Traffic Management and Ethical Data Governance
Traffic management is a primary use case for video-based AI. Using curated datasets, teams can train models to support intelligent traffic control and traffic and transportation analytics. These models power applications such as queue detection, vehicle counts, and anomaly flags. When deployed responsibly they help reduce congestion and improve safety.
Ethical governance forms the backbone of data sharing. Project Hafnia adopted controlled-access licences so researchers and ai developers could use compliant data without exposing identities. This regulatory-compliant model supports privacy and compliance by default. The platform applied privacy-preserving techniques and auditable pipelines, which made each dataset traceable and auditable.
Controlled access also means organisations can fine-tune without data leaving their jurisdiction. For teams that prefer on-prem solutions, visionplatform.ai keeps video, models, and reasoning inside the operational environment, which reduces cross-border data risk. This approach helps systems meet the EU AI Act while enabling model fine-tuning and deployment of AI solutions in secure contexts.
Privacy-by-design measures included pre-annotation at capture, controlled redaction, and metadata management. The legal and technical architecture provided traceability, which satisfies both auditors and procurement teams. In practice this allowed cities to deploy ai-driven traffic management tools while preserving citizens’ rights and data privacy.
Ethical sourcing also matters at scale. By using ethically sourced, annotated video data and clear licences the initiative reduced ambiguity about reuse. As a result, cities could deploy models without compromising safety or compliance. The combination of data curation, regulation-ready processes, and GPU-accelerated training created a realistic path to deploy ai models that improve urban mobility, public safety, and operational efficiency.
FAQ
What is project hafnia?
Project Hafnia is a 12-month initiative led by Milestone Systems to build a platform for compliant video data and model training. The programme focuses on secure curation, annotation, and accessible datasets for AI development.
Who are the main partners in the project?
Milestone Systems partnered with NVIDIA and Nebius to deliver the technical stack and cloud orchestration. The collaboration combined data curation tools, GPU acceleration, and regulatory workflows.
How does the nemo curator help?
Nemo curator streamlines dataset labeling, validation, and export for training pipelines. It supports traceable curation and helps produce regulation-ready datasets that are suitable for model fine-tuning.
Where has project hafnia been deployed?
Genoa was an early deployment city that validated the platform in a real urban environment. The pilots demonstrated improvements in traffic management and operational analytics.
How does GPU acceleration improve training?
GPUs reduce training time and allow more experiments per cycle, which increases model quality and lowers iteration cost. The result lets teams fine-tune models faster and deploy ai solutions more quickly.
Can cities maintain data privacy while using these models?
Yes. Controlled-access licences, pre-annotation, and privacy-by-design pipelines make datasets auditable and compliant. These mechanisms support regulation-ready deployments without compromising data privacy.
How do vision language models fit into the system?

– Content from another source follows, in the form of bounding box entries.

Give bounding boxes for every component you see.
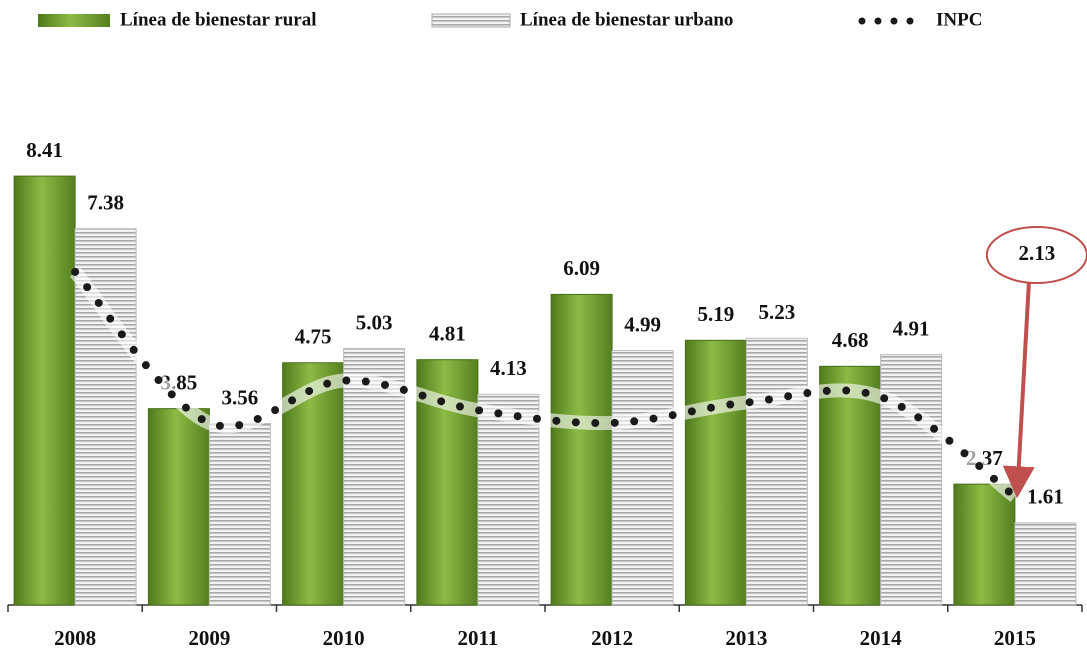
data-label: 5.19 [698, 302, 735, 326]
legend-swatch [38, 14, 110, 27]
data-label: 6.09 [563, 256, 600, 280]
bar [550, 293, 613, 606]
data-label: 4.99 [624, 312, 661, 336]
data-label: 5.23 [759, 300, 796, 324]
bar [1014, 522, 1077, 606]
annotation-label: 2.13 [1019, 241, 1056, 265]
bar [208, 422, 271, 606]
x-tick-label: 2013 [725, 626, 767, 650]
legend-label: Línea de bienestar rural [120, 9, 317, 30]
data-label: 4.81 [429, 322, 466, 346]
x-tick-label: 2008 [54, 626, 96, 650]
bar [477, 393, 540, 606]
data-label: 1.61 [1027, 485, 1064, 509]
data-label: 4.91 [893, 316, 930, 340]
bar [147, 408, 210, 606]
legend-label: Línea de bienestar urbano [520, 9, 733, 30]
bar [880, 354, 943, 606]
data-label: 4.68 [832, 328, 869, 352]
legend: Línea de bienestar rural Línea de bienes… [38, 9, 982, 30]
annotation-arrow [1002, 282, 1035, 499]
data-label: 7.38 [87, 190, 124, 214]
legend-label: INPC [936, 9, 982, 30]
bar [684, 339, 747, 606]
legend-swatch [431, 13, 511, 28]
data-label: 3.56 [222, 385, 259, 409]
x-tick-label: 2010 [323, 626, 365, 650]
bar [745, 337, 808, 606]
data-label: 8.41 [26, 138, 63, 162]
data-label: 4.13 [490, 356, 527, 380]
x-tick-label: 2014 [860, 626, 903, 650]
data-label: 5.03 [356, 310, 393, 334]
bar [611, 350, 674, 606]
bar [953, 483, 1016, 606]
data-label: 4.75 [295, 325, 332, 349]
x-tick-label: 2012 [591, 626, 633, 650]
bar [13, 175, 76, 606]
x-tick-label: 2009 [188, 626, 230, 650]
x-tick-label: 2015 [994, 626, 1036, 650]
bar [819, 365, 882, 606]
line [71, 267, 1019, 501]
x-tick-label: 2011 [457, 626, 498, 650]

Vision language models convert video events into descriptive text, enabling natural-language search and forensic workflows. This enhances operator understanding and supports automated reasoning inside control rooms.
What role does visionplatform.ai play?
visionplatform.ai offers an on-prem Vision Language Model and agent layer that turns detections into reasoning and action. This complements cloud curation by keeping video and models local, improving compliance and operational value.
How are synthetic and real video data balanced?
Teams combine synthetic video to widen scenario coverage with real footage to capture sensor noise and realism. This hybrid strategy improves generalisation for computer vision models.
How can an organisation get early access or learn more?
Many pilots offered early access to cities and research partners to validate the approach. Interested organisations should consult project partners and technical documentation to plan compliant deployments.